Wie funktioniert digitale Werbung ohne Cookies? Dieser Branchen-Dauerbrenner stand beim mittlerweile traditionellen «IAB Talk 2024» im Zürcher Club Bellevue einmal mehr im Vordergrund. Dass das Thema interessiert, zeigte sich bereits an den vollen Rängen. Über 70 Teilnehmerinnen und Teilnehmer verfolgten gespannt die Ausführungen von Jochen Witte, Projektleiter OneID, Norman Wagner, Managing Director Germany Utiq, Robin Scharlau, Lead Director Business Development The Trade Desk, sowie Toon Coppens, Director Advertising Data & AI at DPG Media Bene DPG Media.
Die Datenschutzrichtlinie der EU (DSGVO) sowie das Schweizer Datenschutzgesetz (DSG) sehen vor, dass keine Cookies und Tracker vor der vorherigen Zustimmung des Nutzers gesetzt werden dürfen, ausser denen, die für die Grundfunktion einer Website unbedingt erforderlich sind. Diese Regelung verursachte in der Digitalbranche grosse Verunsicherung, da das Zielgruppen-Targeting und damit verbundene Erlösströme so massiv erschwert werden. Martin Radelfinger, Präsident des IAB Switzerland, betonte in seiner Einleitung, dass es sich dabei um das wichtigste Branchenthema überhaupt handle.
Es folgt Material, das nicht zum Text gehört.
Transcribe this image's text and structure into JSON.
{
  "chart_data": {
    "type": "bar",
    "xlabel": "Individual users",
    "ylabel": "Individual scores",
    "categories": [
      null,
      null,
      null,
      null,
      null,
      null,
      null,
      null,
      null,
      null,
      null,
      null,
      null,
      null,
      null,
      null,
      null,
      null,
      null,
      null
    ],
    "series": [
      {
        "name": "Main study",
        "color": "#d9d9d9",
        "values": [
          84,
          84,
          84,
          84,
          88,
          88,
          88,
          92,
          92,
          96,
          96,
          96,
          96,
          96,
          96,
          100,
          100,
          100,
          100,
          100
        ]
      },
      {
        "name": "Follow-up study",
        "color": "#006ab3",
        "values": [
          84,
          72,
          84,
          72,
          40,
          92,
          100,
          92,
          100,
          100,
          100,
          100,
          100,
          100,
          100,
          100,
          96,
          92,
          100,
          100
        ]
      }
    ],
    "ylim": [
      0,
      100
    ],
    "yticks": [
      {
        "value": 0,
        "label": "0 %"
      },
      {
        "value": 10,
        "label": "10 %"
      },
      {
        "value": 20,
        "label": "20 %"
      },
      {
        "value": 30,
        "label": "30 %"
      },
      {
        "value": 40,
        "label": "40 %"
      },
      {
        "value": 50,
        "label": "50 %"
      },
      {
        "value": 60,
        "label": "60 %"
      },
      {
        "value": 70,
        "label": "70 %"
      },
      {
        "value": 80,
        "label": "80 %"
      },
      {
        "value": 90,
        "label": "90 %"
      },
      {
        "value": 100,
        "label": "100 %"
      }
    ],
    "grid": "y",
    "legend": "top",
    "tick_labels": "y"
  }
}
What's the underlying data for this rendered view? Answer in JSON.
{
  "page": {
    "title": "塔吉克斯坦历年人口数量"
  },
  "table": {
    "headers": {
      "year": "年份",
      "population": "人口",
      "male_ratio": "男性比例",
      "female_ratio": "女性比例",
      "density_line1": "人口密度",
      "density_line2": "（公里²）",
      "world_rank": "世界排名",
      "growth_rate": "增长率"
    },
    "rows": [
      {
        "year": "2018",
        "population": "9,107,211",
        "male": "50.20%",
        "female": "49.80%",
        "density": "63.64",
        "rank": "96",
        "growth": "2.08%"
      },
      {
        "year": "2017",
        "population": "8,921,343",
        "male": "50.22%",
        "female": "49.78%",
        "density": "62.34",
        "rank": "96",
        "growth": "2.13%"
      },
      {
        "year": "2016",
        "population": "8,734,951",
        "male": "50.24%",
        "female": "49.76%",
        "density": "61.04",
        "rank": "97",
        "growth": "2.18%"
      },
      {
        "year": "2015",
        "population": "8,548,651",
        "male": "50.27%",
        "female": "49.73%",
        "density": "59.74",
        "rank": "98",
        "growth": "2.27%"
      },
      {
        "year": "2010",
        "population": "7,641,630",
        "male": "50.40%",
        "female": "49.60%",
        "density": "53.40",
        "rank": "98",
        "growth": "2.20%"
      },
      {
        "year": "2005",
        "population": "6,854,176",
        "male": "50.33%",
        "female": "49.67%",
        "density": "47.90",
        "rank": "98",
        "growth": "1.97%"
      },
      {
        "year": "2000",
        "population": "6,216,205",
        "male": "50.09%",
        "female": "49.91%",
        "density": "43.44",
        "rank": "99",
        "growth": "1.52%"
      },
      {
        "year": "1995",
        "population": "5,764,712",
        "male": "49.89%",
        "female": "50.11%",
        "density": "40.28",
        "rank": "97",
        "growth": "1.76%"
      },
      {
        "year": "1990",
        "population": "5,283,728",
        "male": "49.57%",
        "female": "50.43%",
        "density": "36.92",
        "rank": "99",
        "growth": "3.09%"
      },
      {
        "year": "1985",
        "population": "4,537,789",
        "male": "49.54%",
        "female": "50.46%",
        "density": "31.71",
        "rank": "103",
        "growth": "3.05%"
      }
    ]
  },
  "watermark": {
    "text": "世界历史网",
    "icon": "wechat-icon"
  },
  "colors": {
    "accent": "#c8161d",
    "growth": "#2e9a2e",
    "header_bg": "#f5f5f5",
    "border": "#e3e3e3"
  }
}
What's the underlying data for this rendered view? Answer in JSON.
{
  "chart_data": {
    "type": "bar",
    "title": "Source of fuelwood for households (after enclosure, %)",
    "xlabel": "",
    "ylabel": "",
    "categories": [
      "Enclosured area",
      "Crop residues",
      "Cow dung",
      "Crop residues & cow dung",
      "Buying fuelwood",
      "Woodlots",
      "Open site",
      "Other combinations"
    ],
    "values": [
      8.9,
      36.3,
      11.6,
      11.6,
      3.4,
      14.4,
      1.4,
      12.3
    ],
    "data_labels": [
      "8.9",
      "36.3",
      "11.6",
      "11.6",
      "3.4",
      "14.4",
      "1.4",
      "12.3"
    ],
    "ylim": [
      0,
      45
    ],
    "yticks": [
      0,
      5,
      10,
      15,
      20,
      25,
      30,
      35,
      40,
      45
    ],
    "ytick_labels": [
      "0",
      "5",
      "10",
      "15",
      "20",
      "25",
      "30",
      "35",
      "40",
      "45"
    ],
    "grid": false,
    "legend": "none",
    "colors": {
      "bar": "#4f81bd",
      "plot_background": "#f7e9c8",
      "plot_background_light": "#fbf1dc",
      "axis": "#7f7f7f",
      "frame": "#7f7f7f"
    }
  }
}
Über 800'000 OneID-User in der Schweiz
Im Open Web – also auf Publishern ausserhalb der grossen Technologieplattformen – werden jährlich über 140 Milliarden Dollar Werbegelder weltweit umgesetzt. Durch den Verlust der Cookies gingen bis heute zwischen 52 und 78 Prozent des Umsatzes verloren, bei dem man die User nicht mehr identifizieren könne, betonte Toon Coppens. Gerade in Belgien und Holland erreiche man durch eine gemeinsame eigene ID-Lösung mittlerweile rund 60 Prozent der Userinnen und User. Coppens betonte, dass erst durch eine verstärkte Zusammenarbeit verschiedener Medienhäuser auch eine optimale Lösung erzielt werden könne.
Dies bestätigte Jochen Witte, der im Auftrag von Ringier Advertising, der Goldbach Gruppe, Audienzz und CH Media an einer schweizweit verfügbaren ID Lösung – der OneID – arbeitet. Witte betonte, dass die Schweiz keineswegs im isolierten Raum agieren wolle, aber aufgrund der Besonderheiten des Marktes und der hohen Kooperationsbereitschaft der Medienhäuser eine pragmatische eigene Lösung am zielführendsten sei. Witte unterstrich, dass bereits über 800'000 OneIDs genutzt würden. Ziel sei, die über drei Millionen Nutzer zu erschliessen, die sich bereits heute auf einem der vermarkteten Angebote der vier Partner einloggen. Beim plattformübergreifenden Login hingegen seien die User noch zurückhaltender.
Mit den dadurch erzielten Daten wollen die Schweizer Medienhäuser eine Marktmacht gegenüber den internationalen Techgiganten aufbauen. Unlängst forderte Mitte-Präsident Gerhard Pfister den Beitritt der SRG zur Login-Allianz. Nach seiner Ansicht müssten auch die SRG-Beiträge hinter einer Digitalschranke sein. Dies wäre ein Befreiungsschlag, so Pfister gegenüber persoenlich.com, und würde garantieren, dass ein Teil der Werbung, die an ausländische Konzerne geht, in der Schweiz bleiben würde.